Deuxièmement, il est également vrai que l'opportunité de faire des efforts supplémentaires est particulièrement présente maintenant. Si la forte croissance économique faiblit à nouveau ou si les taux d'intérêt augmentent, ce sera plus difficile. En outre, chaque effort budgétaire qu’on fait maintenant peut être reporté sur les années suivantes. Chaque euro économisé maintenant est un euro qui n'est pas ajouté à la dette publique.  Selon De Bleeker, il convient donc de saisir dès aujourd'hui la situation positive actuelle et de prendre au plus vite un grand nombre de mesures dans la bonne direction.

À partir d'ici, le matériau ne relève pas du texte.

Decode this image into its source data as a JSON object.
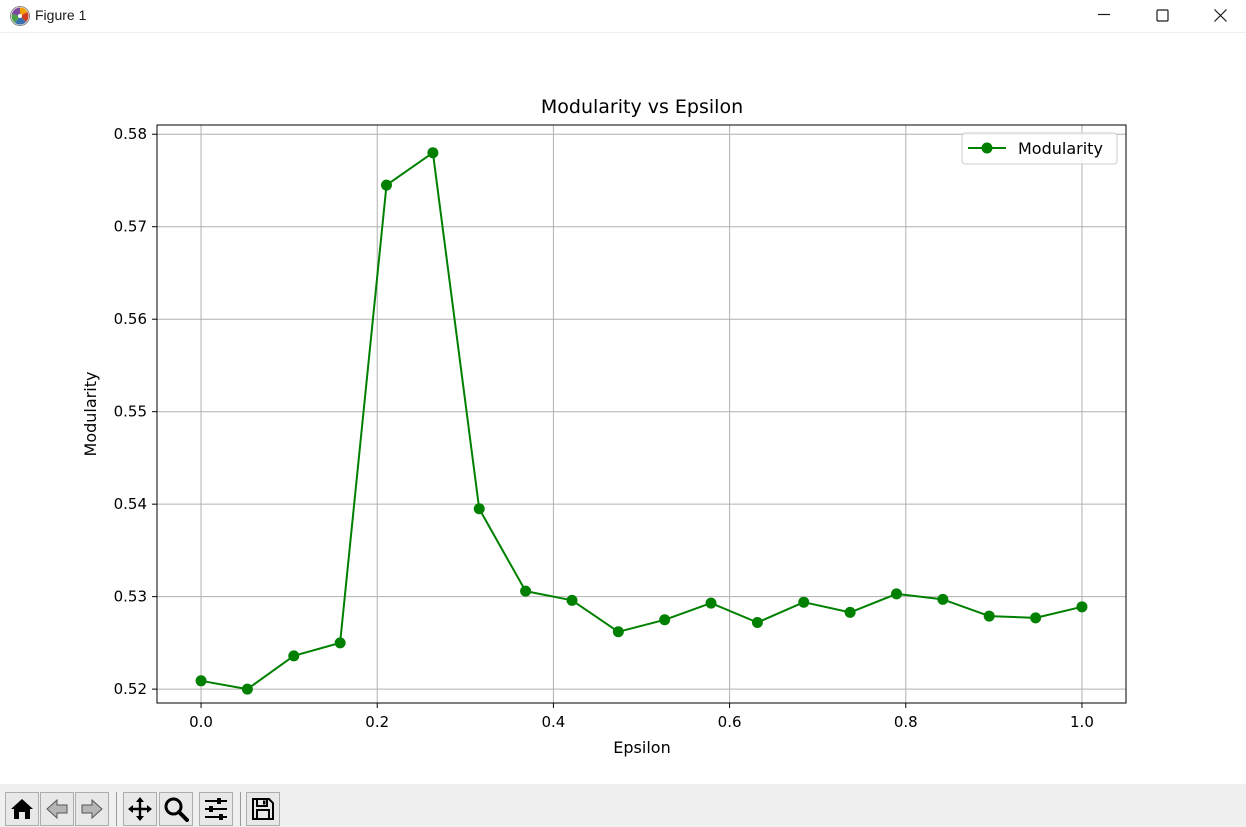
{
  "window": {
    "title": "Figure 1",
    "controls": [
      "minimize-icon",
      "maximize-icon",
      "close-icon"
    ]
  },
  "toolbar": {
    "buttons": [
      {
        "name": "home-button",
        "icon": "home-icon"
      },
      {
        "name": "back-button",
        "icon": "back-arrow-icon"
      },
      {
        "name": "forward-button",
        "icon": "forward-arrow-icon"
      },
      {
        "name": "pan-button",
        "icon": "move-icon"
      },
      {
        "name": "zoom-button",
        "icon": "magnifier-icon"
      },
      {
        "name": "configure-subplots-button",
        "icon": "sliders-icon"
      },
      {
        "name": "save-button",
        "icon": "floppy-disk-icon"
      }
    ]
  },
  "chart_data": {
    "type": "line",
    "title": "Modularity vs Epsilon",
    "xlabel": "Epsilon",
    "ylabel": "Modularity",
    "xlim": [
      -0.05,
      1.05
    ],
    "ylim": [
      0.5185,
      0.581
    ],
    "xticks": [
      0.0,
      0.2,
      0.4,
      0.6,
      0.8,
      1.0
    ],
    "xtick_labels": [
      "0.0",
      "0.2",
      "0.4",
      "0.6",
      "0.8",
      "1.0"
    ],
    "yticks": [
      0.52,
      0.53,
      0.54,
      0.55,
      0.56,
      0.57,
      0.58
    ],
    "ytick_labels": [
      "0.52",
      "0.53",
      "0.54",
      "0.55",
      "0.56",
      "0.57",
      "0.58"
    ],
    "grid": true,
    "legend_position": "top-right",
    "colors": {
      "line": "#008000"
    },
    "series": [
      {
        "name": "Modularity",
        "marker": "circle",
        "x": [
          0.0,
          0.0526,
          0.1053,
          0.1579,
          0.2105,
          0.2632,
          0.3158,
          0.3684,
          0.4211,
          0.4737,
          0.5263,
          0.5789,
          0.6316,
          0.6842,
          0.7368,
          0.7895,
          0.8421,
          0.8947,
          0.9474,
          1.0
        ],
        "y": [
          0.5209,
          0.52,
          0.5236,
          0.525,
          0.5745,
          0.578,
          0.5395,
          0.5306,
          0.5296,
          0.5262,
          0.5275,
          0.5293,
          0.5272,
          0.5294,
          0.5283,
          0.5303,
          0.5297,
          0.5279,
          0.5277,
          0.5289
        ]
      }
    ]
  }
}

"Ces chiffres confirment qu'aujourd'hui est le moment idéal pour entamer des efforts variables, en plus de l'effort fixe de 0,2 %. Les détails concrets seront déterminés lors du conclave budgétaire, mais je maintiens que nous devons battre le fer tant qu'il est chaud. Plus vite nous aurons une reprise économique, plus vite nous pourrons atteindre une croissance normale. Nous devons tout faire pour stabiliser notre dette publique. Dans ce contexte, il reste essentiel de relever les défis à venir et de mettre en œuvre les réformes nécessaires. Tout effort que nous faisons aujourd'hui, nous ne devrons plus les faire à l'avenir.